2023-01-17webdevportfolio

I combined two ideas into a game and it’s my new favorite thing.

written by Sean Collan Fong
I combined two ideas into a game and it’s my new favorite thing.

After attending club workshops at my university and learning backend development from online courses, I had the ability to create something I had always wanted to do. And my friends love it too!

Background

Every time I see my friends play hangman on the whiteboards in the study rooms, it always comes down to everyone guessing a letter person-by-person and arguing who would take the next turn. And sometimes the game would bore on because the person who thought of the word made it too complicated for everyone.

I wanted to solve this by creating a system that encouraged both teamwork and competition, as well as a scoreboard to make things more interesting.

Reinventing the wheel


Originally, I wanted to create a game where people would vote a letter, and everyone would see a bar chart with the most-voted letters. And after a fixed timer, the system would choose the letter with the most votes.

I was walking with a friend and mentioned this idea to him who then suggested the idea of having everyone's votes in a donut chart. Instead of choosing the highest-voted letter and arbitrarily break ties, I could have everyone's vote occupy an equal amount of space on the wheel and spin it to have the thrill of randomness.

Implementation

When I developed this project, I did not have much experience in frontend frameworks that I use nowadays. However, all I knew I needed was an Express backend which would handle all the socket.io connections and game logic and just serve static HTML and CSS files to the users. In my opinion, a lot of the code was more-or-less all over the place. However, in the end it really taught me how important modularity is, especially for large projects.

For the frontend, I was able to manage whipping something up super fast with Bootstrap, although it does come with some limitations, especially since I wanted to customize a lot of elements. Nonetheless, I was able to create a responsive layout, so anyone could easily connect on their phone or laptop.
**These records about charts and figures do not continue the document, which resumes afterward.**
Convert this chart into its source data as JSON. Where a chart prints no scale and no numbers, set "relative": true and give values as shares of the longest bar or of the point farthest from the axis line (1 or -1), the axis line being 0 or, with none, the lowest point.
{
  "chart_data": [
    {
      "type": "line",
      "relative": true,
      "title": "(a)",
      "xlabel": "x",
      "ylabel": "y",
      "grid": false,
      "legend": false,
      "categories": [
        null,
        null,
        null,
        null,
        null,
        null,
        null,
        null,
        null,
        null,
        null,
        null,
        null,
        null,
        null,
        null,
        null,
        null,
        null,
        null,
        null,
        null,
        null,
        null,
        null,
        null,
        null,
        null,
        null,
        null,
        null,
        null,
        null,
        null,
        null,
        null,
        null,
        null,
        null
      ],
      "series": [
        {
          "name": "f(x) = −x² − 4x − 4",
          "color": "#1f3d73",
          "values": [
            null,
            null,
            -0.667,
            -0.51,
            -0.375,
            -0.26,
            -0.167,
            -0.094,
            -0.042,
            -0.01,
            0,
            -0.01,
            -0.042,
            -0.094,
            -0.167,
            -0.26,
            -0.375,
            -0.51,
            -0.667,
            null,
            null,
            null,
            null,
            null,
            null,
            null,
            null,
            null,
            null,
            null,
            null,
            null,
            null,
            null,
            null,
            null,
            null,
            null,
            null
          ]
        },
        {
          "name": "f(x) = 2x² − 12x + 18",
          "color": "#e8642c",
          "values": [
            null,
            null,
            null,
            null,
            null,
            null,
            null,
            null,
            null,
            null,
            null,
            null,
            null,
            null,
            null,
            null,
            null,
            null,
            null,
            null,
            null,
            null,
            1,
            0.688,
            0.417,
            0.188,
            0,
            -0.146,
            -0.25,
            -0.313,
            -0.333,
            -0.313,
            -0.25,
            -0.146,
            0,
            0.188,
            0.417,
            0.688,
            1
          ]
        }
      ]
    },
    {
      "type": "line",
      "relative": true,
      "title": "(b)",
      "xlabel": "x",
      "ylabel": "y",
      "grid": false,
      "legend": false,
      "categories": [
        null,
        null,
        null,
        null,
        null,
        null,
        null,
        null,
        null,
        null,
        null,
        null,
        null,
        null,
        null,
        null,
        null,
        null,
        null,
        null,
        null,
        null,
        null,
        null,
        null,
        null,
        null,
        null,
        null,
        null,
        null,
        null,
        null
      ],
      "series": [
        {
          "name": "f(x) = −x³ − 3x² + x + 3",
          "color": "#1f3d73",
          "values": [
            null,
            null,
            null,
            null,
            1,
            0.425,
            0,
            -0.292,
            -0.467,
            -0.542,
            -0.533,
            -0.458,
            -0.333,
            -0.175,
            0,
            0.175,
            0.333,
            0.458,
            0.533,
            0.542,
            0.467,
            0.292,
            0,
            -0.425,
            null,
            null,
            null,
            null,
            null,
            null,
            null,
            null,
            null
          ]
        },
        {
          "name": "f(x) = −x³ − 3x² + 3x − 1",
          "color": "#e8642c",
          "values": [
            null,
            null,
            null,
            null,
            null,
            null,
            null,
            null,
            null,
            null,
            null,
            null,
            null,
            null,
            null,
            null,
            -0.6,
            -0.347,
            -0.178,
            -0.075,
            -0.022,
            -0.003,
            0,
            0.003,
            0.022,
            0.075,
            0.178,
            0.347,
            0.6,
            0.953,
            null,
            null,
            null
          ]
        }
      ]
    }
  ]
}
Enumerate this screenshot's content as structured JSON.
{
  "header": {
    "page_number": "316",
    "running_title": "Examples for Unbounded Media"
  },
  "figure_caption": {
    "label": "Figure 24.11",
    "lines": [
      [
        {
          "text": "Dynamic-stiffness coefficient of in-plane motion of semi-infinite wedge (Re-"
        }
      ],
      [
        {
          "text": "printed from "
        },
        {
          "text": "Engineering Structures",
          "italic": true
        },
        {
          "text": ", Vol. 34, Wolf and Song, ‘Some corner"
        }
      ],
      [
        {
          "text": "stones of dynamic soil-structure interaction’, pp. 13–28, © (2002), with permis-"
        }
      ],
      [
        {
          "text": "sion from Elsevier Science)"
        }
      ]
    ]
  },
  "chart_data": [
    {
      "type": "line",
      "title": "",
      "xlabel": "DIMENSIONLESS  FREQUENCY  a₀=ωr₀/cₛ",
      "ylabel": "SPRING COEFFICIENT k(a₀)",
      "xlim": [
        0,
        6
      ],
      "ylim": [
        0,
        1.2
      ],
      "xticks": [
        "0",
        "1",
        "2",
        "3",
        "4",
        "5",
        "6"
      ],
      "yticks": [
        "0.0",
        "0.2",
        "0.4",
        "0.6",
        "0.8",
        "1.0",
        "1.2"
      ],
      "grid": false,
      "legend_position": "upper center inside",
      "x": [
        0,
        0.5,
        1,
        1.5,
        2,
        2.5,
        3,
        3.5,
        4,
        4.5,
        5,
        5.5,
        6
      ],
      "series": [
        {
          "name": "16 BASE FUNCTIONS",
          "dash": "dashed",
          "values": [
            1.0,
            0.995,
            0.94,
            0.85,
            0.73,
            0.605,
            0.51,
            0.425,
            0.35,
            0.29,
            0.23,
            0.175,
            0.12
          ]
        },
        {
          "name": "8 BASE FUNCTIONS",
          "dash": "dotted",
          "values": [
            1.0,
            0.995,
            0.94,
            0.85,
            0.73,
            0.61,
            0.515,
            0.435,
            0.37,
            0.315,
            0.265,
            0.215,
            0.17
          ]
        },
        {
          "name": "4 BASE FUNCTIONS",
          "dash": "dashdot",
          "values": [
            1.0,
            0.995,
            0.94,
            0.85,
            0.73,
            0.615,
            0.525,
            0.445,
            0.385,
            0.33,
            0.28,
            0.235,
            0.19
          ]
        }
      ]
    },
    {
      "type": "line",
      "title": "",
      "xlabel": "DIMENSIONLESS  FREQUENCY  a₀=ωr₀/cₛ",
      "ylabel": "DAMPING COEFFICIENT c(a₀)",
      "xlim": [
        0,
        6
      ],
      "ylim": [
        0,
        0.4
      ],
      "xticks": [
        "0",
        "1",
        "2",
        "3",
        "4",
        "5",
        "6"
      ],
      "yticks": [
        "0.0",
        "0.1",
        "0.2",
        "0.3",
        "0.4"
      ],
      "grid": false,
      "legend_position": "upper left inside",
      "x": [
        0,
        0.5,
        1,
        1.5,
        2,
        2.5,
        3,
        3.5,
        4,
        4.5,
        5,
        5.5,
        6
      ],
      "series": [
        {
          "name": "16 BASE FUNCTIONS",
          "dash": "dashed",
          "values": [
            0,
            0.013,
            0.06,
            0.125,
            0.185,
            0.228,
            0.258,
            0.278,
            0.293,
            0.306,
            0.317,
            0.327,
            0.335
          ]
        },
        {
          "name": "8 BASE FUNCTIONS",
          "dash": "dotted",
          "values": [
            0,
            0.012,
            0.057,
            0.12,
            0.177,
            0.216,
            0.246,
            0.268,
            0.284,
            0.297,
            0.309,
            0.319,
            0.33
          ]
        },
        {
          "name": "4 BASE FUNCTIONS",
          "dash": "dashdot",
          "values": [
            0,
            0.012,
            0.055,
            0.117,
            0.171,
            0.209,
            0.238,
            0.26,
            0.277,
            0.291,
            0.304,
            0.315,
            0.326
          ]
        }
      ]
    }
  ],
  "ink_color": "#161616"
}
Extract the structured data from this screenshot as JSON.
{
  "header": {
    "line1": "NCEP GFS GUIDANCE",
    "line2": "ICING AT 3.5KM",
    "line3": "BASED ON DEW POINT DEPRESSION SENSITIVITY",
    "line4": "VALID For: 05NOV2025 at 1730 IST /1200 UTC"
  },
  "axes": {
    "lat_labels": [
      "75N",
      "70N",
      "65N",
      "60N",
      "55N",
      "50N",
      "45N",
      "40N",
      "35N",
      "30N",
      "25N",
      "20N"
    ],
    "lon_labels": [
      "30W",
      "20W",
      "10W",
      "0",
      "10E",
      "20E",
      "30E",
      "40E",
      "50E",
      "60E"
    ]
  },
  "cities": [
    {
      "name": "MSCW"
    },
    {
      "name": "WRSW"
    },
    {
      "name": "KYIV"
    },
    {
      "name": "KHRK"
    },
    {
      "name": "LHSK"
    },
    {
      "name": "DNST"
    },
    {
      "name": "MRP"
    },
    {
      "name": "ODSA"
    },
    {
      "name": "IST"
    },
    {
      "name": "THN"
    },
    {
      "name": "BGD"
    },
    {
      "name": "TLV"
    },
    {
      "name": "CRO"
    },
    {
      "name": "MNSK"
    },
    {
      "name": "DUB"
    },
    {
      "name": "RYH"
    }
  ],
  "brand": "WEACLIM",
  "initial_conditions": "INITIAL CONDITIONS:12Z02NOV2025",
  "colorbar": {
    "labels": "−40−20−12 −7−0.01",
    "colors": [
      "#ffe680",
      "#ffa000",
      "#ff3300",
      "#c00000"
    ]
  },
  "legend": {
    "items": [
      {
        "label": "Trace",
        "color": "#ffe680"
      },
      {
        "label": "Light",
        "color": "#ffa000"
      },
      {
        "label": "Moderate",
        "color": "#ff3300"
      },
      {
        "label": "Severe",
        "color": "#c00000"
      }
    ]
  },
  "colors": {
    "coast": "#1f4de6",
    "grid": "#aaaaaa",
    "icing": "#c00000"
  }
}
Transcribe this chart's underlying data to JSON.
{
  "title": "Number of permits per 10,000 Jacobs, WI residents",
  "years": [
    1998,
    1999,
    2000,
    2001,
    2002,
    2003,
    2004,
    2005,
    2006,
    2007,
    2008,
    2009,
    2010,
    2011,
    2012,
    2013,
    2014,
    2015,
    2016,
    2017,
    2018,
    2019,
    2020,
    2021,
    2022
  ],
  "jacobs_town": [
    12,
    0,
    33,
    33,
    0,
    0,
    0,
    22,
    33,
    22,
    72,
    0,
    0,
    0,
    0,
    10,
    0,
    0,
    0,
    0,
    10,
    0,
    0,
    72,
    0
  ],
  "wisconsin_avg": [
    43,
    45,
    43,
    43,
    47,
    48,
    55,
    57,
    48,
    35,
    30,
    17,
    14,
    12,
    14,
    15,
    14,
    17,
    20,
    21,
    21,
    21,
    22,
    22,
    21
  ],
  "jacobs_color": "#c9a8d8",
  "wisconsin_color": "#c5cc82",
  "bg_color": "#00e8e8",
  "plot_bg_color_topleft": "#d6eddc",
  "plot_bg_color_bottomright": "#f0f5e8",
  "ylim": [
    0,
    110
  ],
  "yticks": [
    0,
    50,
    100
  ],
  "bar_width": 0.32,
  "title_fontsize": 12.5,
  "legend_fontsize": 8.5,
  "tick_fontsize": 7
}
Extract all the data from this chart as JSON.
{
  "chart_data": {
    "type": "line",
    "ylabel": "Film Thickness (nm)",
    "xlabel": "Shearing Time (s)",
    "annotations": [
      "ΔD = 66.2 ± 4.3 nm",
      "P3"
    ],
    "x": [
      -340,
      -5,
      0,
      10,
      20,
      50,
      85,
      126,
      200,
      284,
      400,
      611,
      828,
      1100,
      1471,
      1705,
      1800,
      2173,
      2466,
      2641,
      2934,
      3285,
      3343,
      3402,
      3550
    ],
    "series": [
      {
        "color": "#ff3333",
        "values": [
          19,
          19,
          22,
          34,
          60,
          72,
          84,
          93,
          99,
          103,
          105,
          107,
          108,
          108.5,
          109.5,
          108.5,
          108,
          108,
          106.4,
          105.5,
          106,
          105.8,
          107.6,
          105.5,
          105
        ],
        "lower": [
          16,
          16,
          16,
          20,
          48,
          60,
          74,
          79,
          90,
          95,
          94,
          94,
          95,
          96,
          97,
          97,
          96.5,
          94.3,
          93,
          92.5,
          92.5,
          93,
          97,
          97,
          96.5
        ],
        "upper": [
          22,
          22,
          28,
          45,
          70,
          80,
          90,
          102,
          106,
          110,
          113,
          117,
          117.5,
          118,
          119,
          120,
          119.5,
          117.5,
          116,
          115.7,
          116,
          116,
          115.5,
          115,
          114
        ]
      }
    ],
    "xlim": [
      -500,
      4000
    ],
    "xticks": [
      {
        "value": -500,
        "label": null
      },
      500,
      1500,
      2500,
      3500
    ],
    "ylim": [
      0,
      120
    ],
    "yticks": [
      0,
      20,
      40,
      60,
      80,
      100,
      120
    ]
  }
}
To create the spinning wheel, I used Chart.JS and their built-in doughnut chart. However, I needed to create a custom plugin in order to display the current letter when the wheel was spinning.

const counterPlugin = {
    id: 'counter',
    beforeDraw(chart, args, options) {
        const {ctx, chartArea: {
            top, right, bottom, left, width, height
        }} = chart;
    
        ctx.save();
        
        ctx.font = options.fontSize + 'px ' + options.fontFamily;
        ctx.textAlign = 'center';
        ctx.fillStyle = options.fontColor;
        ctx.fillText(options.chartText, width / 2, top + (height / 2) + (options.fontSize * 0.34));
    }
}

I also decided to leverage some built-in libraries, such as Sweet Alert, which made it easy to create a customizable Toast notification for when users enter the game and notify score changes.

Gameplay

Although I faced some hardships during the development process, I was able to get a result that I was really satisfied with, especially for a beginner-like project.

The Gameplay Cycle:

Here's a short clip of how the game is played:

  1. Every player anonymously votes on a letter
  2. Every player's letter vote gets added onto the wheel. If two people vote the same letter, the space gets shared.
  3. After a fixed timer ends, the wheel spins and the game chooses the letter it lands on.
    1. Players gain points if their letter was chosen and it is in the word.
    2. If a letter is not in the word, then everyone who did not vote the letter gets a point.
    3. Players who don't vote get no points.

Conclusion

Overall, this was actually a more enjoyable experience than I had anticipated. Even though I had done an extensive amount of programming for coursework, this was my first large personal project. Furthermore, it had fueled my excitement for exploring full stack development because I had to be capable of managing both the server and the client.

More importantly, however, was that I had learned how much more convenient having a frontend framework is. Having to manually update the HTML on socket events was very tedious, and without a framework that manages states such as React, I had made sure to mark learning frontend development as the next bullet point in my journey.